SEOUL, South Korea — Daewoong Pharmaceutical Co., Ltd.’s Bersiporocin (DWN12088) has been recognized as a significant advancement in treating idiopathic pulmonary fibrosis (IPF), a rare and debilitating disease. This first-in-class PRS inhibitor has recently received Orphan Drug Designation (ODD) from the European Medicines Agency (EMA), adding to its earlier designation by the U.S. FDA for both IPF and systemic sclerosis.
The EMA’s recognition highlights Bersiporocin’s potential to meet critical needs in rare diseases, targeting conditions affecting fewer than 5 in 10,000 individuals in the EU. The designation offers several benefits, including guidance on clinical trials, reduced authorization fees, and 10-year market exclusivity upon approval.
IPF is characterized by abnormal collagen accumulation in the lungs, reducing lung function. With a global incidence rate of about 13 cases per 100,000 people and a 5-year survival rate of only 40%, there’s a pressing need for more effective and safer treatments.
Bersiporocin’s mechanism involves inhibiting PRS (Prolyl-tRNA Synthetase), thus targeting the excess collagen production that leads to fibrosis. The drug’s efficacy was demonstrated in a study published by the European Molecular Biology Organization (EMBO).

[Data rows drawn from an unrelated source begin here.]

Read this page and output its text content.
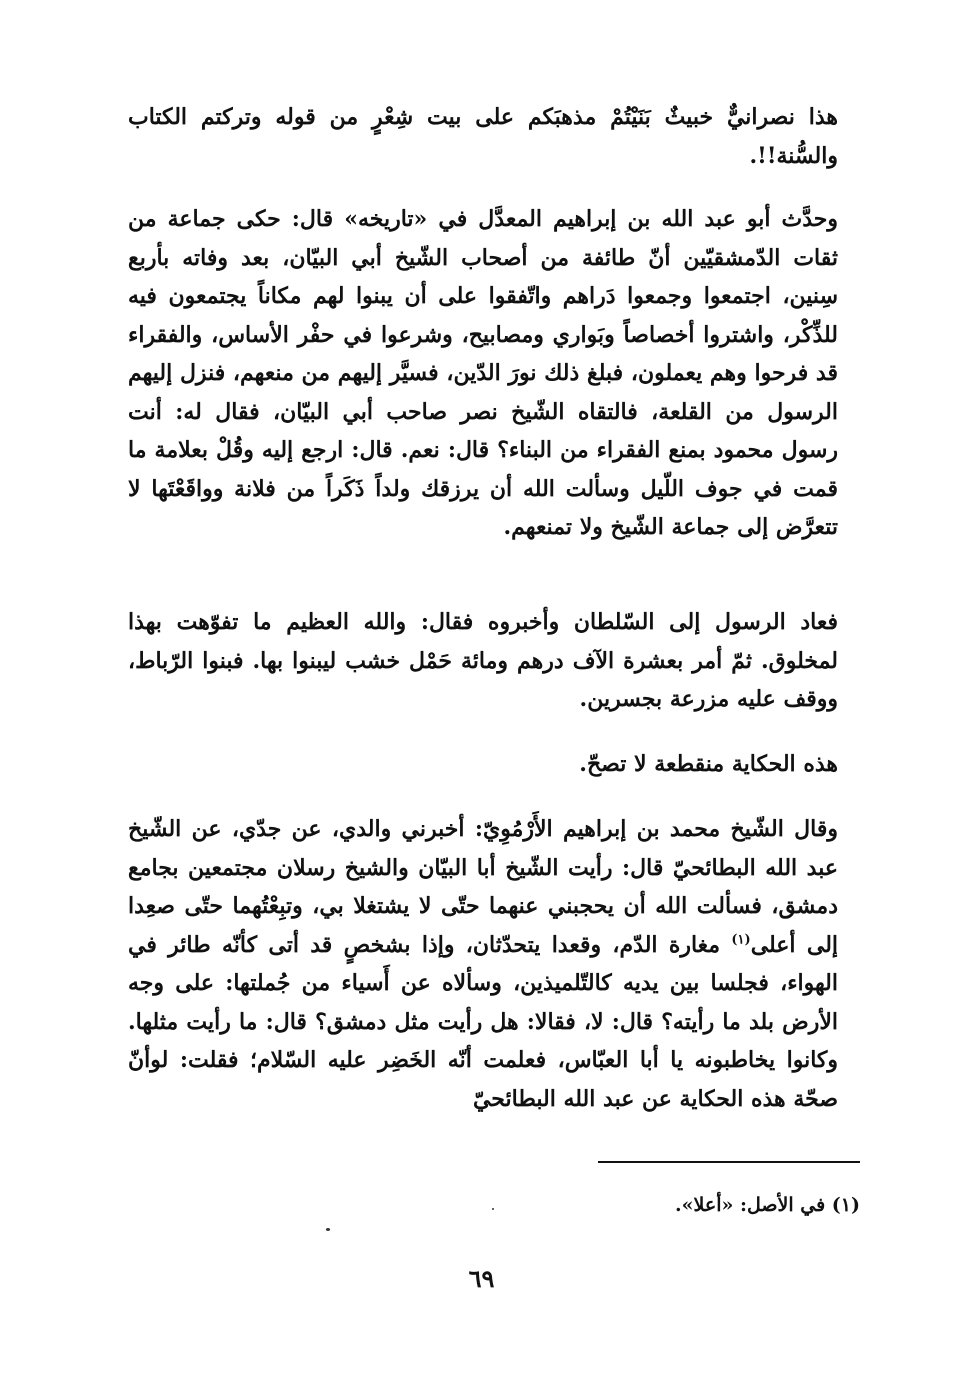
هذا نصرانيٌّ خبيثٌ بَنَيْتُمْ مذهبَكم على بيت شِعْرٍ من قوله وتركتم الكتاب والسُّنة!!.

وحدَّث أبو عبد الله بن إبراهيم المعدَّل في «تاريخه» قال: حكى جماعة من ثقات الدّمشقيّين أنّ طائفة من أصحاب الشّيخ أبي البيّان، بعد وفاته بأربع سِنين، اجتمعوا وجمعوا دَراهم واتّفقوا على أن يبنوا لهم مكاناً يجتمعون فيه للذِّكْر، واشتروا أخصاصاً وبَواري ومصابيح، وشرعوا في حفْر الأساس، والفقراء قد فرحوا وهم يعملون، فبلغ ذلك نورَ الدّين، فسيَّر إليهم من منعهم، فنزل إليهم الرسول من القلعة، فالتقاه الشّيخ نصر صاحب أبي البيّان، فقال له: أنت رسول محمود بمنع الفقراء من البناء؟ قال: نعم. قال: ارجع إليه وقُلْ بعلامة ما قمت في جوف اللّيل وسألت الله أن يرزقك ولداً ذَكَراً من فلانة وواقَعْتَها لا تتعرَّض إلى جماعة الشّيخ ولا تمنعهم.

فعاد الرسول إلى السّلطان وأخبروه فقال: والله العظيم ما تفوّهت بهذا لمخلوق. ثمّ أمر بعشرة الآف درهم ومائة حَمْل خشب ليبنوا بها. فبنوا الرّباط، ووقف عليه مزرعة بجسرين.

هذه الحكاية منقطعة لا تصحّ.

وقال الشّيخ محمد بن إبراهيم الأَرْمُوِيّ: أخبرني والدي، عن جدّي، عن الشّيخ عبد الله البطائحيّ قال: رأيت الشّيخ أبا البيّان والشيخ رسلان مجتمعين بجامع دمشق، فسألت الله أن يحجبني عنهما حتّى لا يشتغلا بي، وتبِعْتُهما حتّى صعِدا إلى أعلى$^{(١)}$ مغارة الدّم، وقعدا يتحدّثان، وإذا بشخصٍ قد أتى كأنّه طائر في الهواء، فجلسا بين يديه كالتّلميذين، وسألاه عن أَسياء من جُملتها: على وجه الأرض بلد ما رأيته؟ قال: لا، فقالا: هل رأيت مثل دمشق؟ قال: ما رأيت مثلها. وكانوا يخاطبونه يا أبا العبّاس، فعلمت أنّه الخَضِر عليه السّلام؛ فقلت: لوأنّ صحّة هذه الحكاية عن عبد الله البطائحيّ

(١) في الأصل: «أعلا».
٦٩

In addition to orphan drug designations, Bersiporocin has been granted fast track designation by the FDA. It also has been recognized in the ‘Clinical Development Support’ program by the Korea Drug Development Fund (KDDF). Bersiporocin has successfully completed phase 1 clinical trials in Korea and Australia, establishing its safety and pharmacokinetic properties in 162 healthy subjects. Multinational phase 2 clinical trials are currently in progress in Korea and the U.S.
Seng-ho Jeon, CEO of Daewoong Pharmaceutical, stated, “With Bersiporocin’s global recognition and its clinical advancements, we are more committed than ever to delivering this promising treatment to IPF patients, potentially transforming the landscape of this challenging disease.”